Most people know that it’s important to hire good leaders. There are all kinds of positive outcomes associated with focusing on hiring great talent. But what happens if you don’t? A poor hiring decision at the leadership level can be detrimental to your company. Consider these five side effects of hiring a bad leader.
1) There are hard costs associated with turnover
Assessing leaders, especially when you get to the executive level, isn’t always cheap. But the estimated costs of that employee turning over are much more expensive. Different experts provide different estimates, but a common citation is that turnover at the executive level costs anywhere from .5 – 2.5 times that person’s yearly salary. Would you rather spend several thousand dollars on a rigorous selection process to ensure you’ve identified the correct person for the job, or lose tens of thousands of dollars when you cut corners in the selection process and choose an employee that doesn’t work out?
2) Poor leaders impact team performance
Employee productivity is going to suffer without good leadership. Someone who feels underappreciated is not going to put in as much effort as someone who knows their work is valued. Even more concerning is that disgruntled employees are much more likely to engage in counterproductive work behaviors. Consider a supervisor who routinely passes his team’s work off as his own, without providing credit or even acknowledging the work of his team. That type of behavior might lead team members to put in less effort, or even take steps to sabotage their supervisor in extreme cases.

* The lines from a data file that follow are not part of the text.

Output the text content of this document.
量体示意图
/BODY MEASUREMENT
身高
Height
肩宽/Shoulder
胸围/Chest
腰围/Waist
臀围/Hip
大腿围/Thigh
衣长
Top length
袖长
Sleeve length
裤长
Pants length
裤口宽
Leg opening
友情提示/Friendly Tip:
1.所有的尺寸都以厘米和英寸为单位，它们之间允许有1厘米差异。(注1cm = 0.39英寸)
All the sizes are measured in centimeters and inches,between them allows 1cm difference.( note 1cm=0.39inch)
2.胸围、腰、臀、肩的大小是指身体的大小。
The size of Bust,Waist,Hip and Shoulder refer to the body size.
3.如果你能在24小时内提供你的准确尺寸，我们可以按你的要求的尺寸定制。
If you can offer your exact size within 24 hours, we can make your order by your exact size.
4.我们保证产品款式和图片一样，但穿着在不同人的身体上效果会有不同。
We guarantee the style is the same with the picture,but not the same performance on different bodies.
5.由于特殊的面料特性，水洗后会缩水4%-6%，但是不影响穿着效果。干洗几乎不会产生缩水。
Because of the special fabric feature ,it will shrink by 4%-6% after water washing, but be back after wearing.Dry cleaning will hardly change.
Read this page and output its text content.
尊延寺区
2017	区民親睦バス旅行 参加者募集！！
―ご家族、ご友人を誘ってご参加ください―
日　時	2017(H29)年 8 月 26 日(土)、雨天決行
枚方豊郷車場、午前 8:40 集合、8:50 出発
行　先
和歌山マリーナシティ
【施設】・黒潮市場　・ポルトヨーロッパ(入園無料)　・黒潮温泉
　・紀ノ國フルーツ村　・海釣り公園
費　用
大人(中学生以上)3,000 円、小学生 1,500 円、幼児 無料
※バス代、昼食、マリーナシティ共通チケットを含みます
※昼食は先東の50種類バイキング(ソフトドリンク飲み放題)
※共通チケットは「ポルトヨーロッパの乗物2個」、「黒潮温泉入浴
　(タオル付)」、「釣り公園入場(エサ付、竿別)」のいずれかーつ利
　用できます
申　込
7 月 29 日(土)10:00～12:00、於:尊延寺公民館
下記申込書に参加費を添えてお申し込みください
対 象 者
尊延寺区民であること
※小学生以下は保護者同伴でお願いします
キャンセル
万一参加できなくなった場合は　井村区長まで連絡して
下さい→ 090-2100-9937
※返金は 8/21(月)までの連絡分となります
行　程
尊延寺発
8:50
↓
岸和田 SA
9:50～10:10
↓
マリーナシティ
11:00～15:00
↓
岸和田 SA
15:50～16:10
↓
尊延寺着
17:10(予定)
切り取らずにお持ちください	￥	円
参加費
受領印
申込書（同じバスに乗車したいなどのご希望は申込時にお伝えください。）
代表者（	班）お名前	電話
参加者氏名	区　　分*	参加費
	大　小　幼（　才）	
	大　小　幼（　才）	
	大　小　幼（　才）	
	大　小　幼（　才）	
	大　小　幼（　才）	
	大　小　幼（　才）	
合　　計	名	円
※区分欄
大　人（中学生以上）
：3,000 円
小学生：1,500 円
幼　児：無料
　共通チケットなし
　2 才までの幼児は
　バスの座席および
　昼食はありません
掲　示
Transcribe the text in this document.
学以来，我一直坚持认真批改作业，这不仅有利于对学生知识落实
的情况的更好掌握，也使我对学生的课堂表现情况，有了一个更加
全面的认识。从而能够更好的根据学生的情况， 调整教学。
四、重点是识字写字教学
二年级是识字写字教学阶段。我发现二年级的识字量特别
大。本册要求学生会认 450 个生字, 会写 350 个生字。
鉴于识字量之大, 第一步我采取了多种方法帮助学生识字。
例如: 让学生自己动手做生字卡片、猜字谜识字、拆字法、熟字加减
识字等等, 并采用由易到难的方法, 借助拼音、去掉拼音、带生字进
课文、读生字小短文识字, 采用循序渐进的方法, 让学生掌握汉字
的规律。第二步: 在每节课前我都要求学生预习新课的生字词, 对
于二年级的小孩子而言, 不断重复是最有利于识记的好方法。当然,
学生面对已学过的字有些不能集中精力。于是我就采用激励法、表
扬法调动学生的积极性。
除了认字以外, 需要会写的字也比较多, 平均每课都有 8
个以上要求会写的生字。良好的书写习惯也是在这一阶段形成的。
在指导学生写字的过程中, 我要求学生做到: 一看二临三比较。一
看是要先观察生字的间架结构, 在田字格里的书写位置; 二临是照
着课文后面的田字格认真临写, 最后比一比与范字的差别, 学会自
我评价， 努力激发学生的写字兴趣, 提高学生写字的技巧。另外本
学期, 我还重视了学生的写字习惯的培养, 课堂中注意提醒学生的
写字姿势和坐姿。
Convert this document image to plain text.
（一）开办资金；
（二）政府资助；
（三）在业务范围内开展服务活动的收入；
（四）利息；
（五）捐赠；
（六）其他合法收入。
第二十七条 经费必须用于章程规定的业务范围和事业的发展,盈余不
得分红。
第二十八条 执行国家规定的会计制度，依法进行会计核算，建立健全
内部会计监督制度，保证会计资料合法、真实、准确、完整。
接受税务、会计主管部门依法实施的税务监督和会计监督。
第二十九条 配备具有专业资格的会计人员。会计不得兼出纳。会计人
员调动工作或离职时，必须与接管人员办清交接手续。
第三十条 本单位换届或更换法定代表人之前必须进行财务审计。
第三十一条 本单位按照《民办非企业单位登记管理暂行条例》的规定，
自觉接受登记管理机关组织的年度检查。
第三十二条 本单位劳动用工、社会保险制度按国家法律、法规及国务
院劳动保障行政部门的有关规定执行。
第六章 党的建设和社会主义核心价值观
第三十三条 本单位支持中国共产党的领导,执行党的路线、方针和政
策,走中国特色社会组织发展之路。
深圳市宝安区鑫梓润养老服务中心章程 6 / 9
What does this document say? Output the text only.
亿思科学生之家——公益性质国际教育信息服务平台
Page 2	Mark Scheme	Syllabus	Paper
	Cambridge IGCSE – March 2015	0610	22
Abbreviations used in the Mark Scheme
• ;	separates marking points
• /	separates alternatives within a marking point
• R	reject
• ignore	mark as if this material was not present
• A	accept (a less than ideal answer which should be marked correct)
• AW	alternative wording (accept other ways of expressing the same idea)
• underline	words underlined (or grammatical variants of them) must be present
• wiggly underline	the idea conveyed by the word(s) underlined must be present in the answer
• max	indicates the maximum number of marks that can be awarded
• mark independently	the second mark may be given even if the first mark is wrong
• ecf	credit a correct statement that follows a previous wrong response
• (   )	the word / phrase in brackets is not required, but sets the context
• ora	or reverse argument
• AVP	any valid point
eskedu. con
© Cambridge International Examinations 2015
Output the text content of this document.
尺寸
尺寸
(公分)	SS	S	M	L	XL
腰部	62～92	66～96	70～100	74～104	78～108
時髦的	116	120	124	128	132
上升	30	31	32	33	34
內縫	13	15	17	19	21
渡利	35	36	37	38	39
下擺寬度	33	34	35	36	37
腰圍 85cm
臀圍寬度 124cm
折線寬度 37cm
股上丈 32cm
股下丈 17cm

3) Employee development suffers with poor leadership
Poor leaders may fail to identify or develop high potentials among their employees. The loss of potential is hard to put a price on, but it’s not difficult to see. If someone works on a team where they are not encouraged to develop their skillsets or expand upon their expertise, their work may quickly become stagnant. Now compare that situation to one where employees are encouraged to explore their strengths, work on their weakness, and set stretch goals. If we expand this scenario over a period of several years, imagine how much productivity will be lost in that first scenario as compared to the second. Employees who have intentions to better themselves can only grow so much on their own. Those employees need a supervisor who will encourage their efforts and provide the tools they need in order to develop.
4) It doesn’t take long for a culture to become toxic
This one is pretty intuitive…a few unhappy employees can quickly lead to even more unhappy employees. Even if someone is inherently positive, it’s hard to maintain a happy demeanor in a culture that is consistently negative. Remember the old adage about one bad apple ruining the whole bunch? There’s a reason that anecdote has been around for generations. Check out our blog series on toxic leadership.
5) Turnover at other levels will increase
Unfortunately, it’s not always easy to undo a bad hiring decision. Research has shown that most people don’t quit their jobs because they dislike the work…many people choose to leave because of a poor fit with their supervisor. That can cause what we like to call the snowball effect. If one person takes the initiative to leave the company for other opportunities, others may be emboldened to do the same. As more people leave or express their interest in leaving, others may think the ship is sinking and jump overboard as well.
For all of the above-mentioned reasons, it’s crucial for companies to hire good leaders who plan to make a long-term commitment to not only the organization, but to the growth of their team and incumbents. Though the price of an executive assessment might seem a bit high, it’s money well spent to avoid the negative consequences of hiring a bad leader.